Opinion | Don’t be a spitfire!1 min read . Updated: 02 Oct 2019, 03:32 PM IST
While it is heartening that Indian millennials are championing Gandhi’s vision of a clean India, a worry is that the younger generations may begin to let the other values he espoused slip out of memory
On the occasion of Mahatma Gandhi’s 150th birth anniversary, an unusual hashtag, #ThukMat, which means “Don’t Spit", has been trending on social media. The hashtag caught attention after Twitter users began circulating a zippy rap song on the social ill that is spitting in public places.
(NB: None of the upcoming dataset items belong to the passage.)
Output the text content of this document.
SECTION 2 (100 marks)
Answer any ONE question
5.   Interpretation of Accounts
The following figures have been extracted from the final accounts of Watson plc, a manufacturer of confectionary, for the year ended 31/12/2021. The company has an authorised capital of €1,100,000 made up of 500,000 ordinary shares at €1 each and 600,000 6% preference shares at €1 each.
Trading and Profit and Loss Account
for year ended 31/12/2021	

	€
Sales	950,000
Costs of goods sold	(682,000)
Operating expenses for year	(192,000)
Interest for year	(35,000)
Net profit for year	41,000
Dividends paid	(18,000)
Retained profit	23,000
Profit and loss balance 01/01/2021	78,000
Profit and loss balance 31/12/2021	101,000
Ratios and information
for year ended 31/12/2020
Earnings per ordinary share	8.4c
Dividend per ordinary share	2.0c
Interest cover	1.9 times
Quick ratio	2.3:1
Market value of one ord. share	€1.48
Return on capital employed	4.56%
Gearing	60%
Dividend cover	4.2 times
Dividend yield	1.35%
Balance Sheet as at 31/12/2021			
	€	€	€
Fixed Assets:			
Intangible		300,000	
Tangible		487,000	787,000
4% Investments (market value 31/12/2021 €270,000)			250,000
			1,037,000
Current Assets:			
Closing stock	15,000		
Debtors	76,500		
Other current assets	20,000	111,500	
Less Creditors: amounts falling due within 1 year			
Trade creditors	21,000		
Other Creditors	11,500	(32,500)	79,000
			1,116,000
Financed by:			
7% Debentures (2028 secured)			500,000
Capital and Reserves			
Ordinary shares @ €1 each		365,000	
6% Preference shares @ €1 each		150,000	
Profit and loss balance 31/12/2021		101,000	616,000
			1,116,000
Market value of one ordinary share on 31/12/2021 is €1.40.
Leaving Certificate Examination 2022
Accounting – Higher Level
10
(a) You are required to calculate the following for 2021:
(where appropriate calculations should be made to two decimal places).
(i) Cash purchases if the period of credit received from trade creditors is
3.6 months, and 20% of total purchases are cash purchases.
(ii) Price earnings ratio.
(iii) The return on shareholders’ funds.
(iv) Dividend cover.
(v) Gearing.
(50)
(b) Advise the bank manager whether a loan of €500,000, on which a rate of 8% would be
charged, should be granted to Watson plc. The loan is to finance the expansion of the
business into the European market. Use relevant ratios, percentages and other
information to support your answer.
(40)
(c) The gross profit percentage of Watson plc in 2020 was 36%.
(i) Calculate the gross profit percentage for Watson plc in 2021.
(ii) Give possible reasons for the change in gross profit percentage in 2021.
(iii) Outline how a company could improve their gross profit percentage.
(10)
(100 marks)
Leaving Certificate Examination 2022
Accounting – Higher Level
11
The video is part of a wider campaign to promote a new product, EzySpit, that claims to convert saliva into semi-solid waste biodegradable waste material within 10 seconds, kills any bacteria in the blob, and then turns this waste into a fertilizer for plants within a few days.
What has caught the imagination of millennials, it seems, is the campaign against spitting—a major problem in India. Such waste is a big sanitation challenge, undeniably. Apart from the aesthetic disaster that it is, the saliva of people suffering contagious infections poses a health risk to large numbers. With India bearing one of the highest burdens in the world for infections like tuberculosis and swine flu, and the Indian Railways shelling out ₹100 crore on mopping up paan stains off its train coaches each year, such an initiative is welcome. That it draws upon Gandhian values is likely to draw special attention to its aims.
While it is heartening that Indian millennials are championing Mahatma Gandhi’s vision of a clean India, a worry is that younger generations may begin to let the other values he espoused slip out of memory. Cleanliness was just one among many Gandhian ideals, and arguably one of the least significant ones in the context of the times he lived in and the divisions he sought to overcome with his all-inclusive message of peace, justice and tolerance.